As measured by mean annual temperature, the community of Gateway in western Colorado is the warmest place in Colorado with an annual average of 56.1 degrees. Gateway is located 55 miles southwest of Grand Junction and four miles east of the Utah border. The hottest temperature ever recorded in Colorado occurred at the John Martin Dam on the Arkansas River, which creates a reservoir in southeastern Colorado. On July 20, 2019, the temperature there reached 115 degrees.
Maybe you’ll never have reason to visit Gateway, but chances are good you’ve been to the place that boasts the coldest mean annual temperature in the state. That is Climax at the summit of Fremont Pass (11,320 feet) on the Continental Divide, which has an annual average of 32.2 degrees. Fremont Pass is on the road between Copper Mountain and Leadville, and Climax used to be a mining village serving the Climax molybdenum mine at the pass. It’s a ghost town now, but the town did produce an Olympic skier, Dave Gorsuch, who competed in the 1960 Winter Games. The coldest temperature ever recorded in Colorado occurred at Maybell, a town in northwest Colorado on U.S. 40 between Craig and Dinosaur. On Feb. 1, 1985, the temperature there hit 61 degrees below zero.

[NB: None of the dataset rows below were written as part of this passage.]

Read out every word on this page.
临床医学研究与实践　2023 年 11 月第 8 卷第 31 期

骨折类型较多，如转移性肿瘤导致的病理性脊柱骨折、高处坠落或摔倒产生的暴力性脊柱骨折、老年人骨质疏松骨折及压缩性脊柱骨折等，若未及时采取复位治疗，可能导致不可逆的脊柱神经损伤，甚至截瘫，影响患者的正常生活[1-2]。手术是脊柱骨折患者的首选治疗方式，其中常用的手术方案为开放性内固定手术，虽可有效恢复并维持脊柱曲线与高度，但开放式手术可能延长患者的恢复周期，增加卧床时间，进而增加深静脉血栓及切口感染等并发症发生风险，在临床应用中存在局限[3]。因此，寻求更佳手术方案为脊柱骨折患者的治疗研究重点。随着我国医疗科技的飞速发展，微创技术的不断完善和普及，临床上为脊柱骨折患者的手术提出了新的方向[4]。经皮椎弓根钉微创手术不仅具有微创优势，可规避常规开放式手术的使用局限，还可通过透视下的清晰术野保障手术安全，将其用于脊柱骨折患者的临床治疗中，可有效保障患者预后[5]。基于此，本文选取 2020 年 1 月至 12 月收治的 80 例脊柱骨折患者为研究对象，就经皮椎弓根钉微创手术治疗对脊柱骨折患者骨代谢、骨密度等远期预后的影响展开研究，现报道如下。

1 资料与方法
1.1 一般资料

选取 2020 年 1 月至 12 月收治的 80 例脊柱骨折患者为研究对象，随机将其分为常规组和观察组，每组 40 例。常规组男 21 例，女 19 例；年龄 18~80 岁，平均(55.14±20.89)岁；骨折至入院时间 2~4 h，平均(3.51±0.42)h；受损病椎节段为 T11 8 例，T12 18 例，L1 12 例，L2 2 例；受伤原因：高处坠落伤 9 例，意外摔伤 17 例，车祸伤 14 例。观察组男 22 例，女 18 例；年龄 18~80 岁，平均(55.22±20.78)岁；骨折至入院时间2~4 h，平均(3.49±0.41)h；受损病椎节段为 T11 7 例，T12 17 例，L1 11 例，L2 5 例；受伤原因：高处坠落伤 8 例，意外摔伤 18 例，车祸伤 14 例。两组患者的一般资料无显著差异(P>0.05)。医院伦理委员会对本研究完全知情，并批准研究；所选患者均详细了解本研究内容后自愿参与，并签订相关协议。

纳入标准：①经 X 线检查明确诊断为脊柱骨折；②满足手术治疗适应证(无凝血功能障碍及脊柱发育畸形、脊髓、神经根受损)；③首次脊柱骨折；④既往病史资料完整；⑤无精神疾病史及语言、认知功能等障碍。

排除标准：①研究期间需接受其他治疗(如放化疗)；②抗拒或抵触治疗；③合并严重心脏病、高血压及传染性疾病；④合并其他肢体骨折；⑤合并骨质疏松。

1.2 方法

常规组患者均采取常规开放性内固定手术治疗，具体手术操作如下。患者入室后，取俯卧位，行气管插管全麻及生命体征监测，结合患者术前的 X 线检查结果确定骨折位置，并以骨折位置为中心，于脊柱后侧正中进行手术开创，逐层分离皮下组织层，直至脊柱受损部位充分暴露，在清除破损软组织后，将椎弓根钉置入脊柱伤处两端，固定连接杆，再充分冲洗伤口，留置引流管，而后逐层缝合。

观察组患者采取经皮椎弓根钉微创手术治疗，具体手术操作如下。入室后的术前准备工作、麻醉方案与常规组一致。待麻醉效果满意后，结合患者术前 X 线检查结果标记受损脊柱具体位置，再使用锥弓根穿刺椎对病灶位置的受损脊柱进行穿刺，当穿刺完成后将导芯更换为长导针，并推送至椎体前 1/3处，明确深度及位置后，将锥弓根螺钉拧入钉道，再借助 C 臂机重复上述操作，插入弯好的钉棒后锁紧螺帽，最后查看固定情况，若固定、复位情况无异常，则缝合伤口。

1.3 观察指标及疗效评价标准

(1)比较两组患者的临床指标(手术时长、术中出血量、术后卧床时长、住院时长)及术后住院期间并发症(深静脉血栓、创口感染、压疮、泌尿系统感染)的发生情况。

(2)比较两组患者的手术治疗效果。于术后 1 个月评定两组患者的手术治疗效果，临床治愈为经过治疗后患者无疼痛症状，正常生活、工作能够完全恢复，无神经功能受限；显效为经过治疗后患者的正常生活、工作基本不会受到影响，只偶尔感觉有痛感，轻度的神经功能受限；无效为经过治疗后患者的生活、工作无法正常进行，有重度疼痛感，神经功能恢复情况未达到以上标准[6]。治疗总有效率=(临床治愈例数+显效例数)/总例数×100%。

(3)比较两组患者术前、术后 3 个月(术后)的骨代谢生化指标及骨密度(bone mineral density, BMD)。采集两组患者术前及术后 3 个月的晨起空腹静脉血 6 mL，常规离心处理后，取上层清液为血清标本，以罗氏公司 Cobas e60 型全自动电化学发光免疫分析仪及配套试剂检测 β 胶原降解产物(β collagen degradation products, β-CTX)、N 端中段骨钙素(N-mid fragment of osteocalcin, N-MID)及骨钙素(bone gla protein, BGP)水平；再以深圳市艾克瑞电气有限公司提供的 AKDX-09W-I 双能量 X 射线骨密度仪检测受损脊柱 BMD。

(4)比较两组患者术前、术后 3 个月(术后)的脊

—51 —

Since we’re in July, which ranks as Colorado’s hottest month, we thought it would be cool to include which ski areas get the most snow. Topping the average annual snowfall list is Wolf Creek at 430 inches annually — that’s 35 feet, by the way — followed by Loveland (422) and Silverton (400). The biggest snowfall in Colorado history occurred at Silver Lake, in the mountains between Boulder and Fraser. On April 14-15, 1921, 75.8 inches fell in a 24-hour period.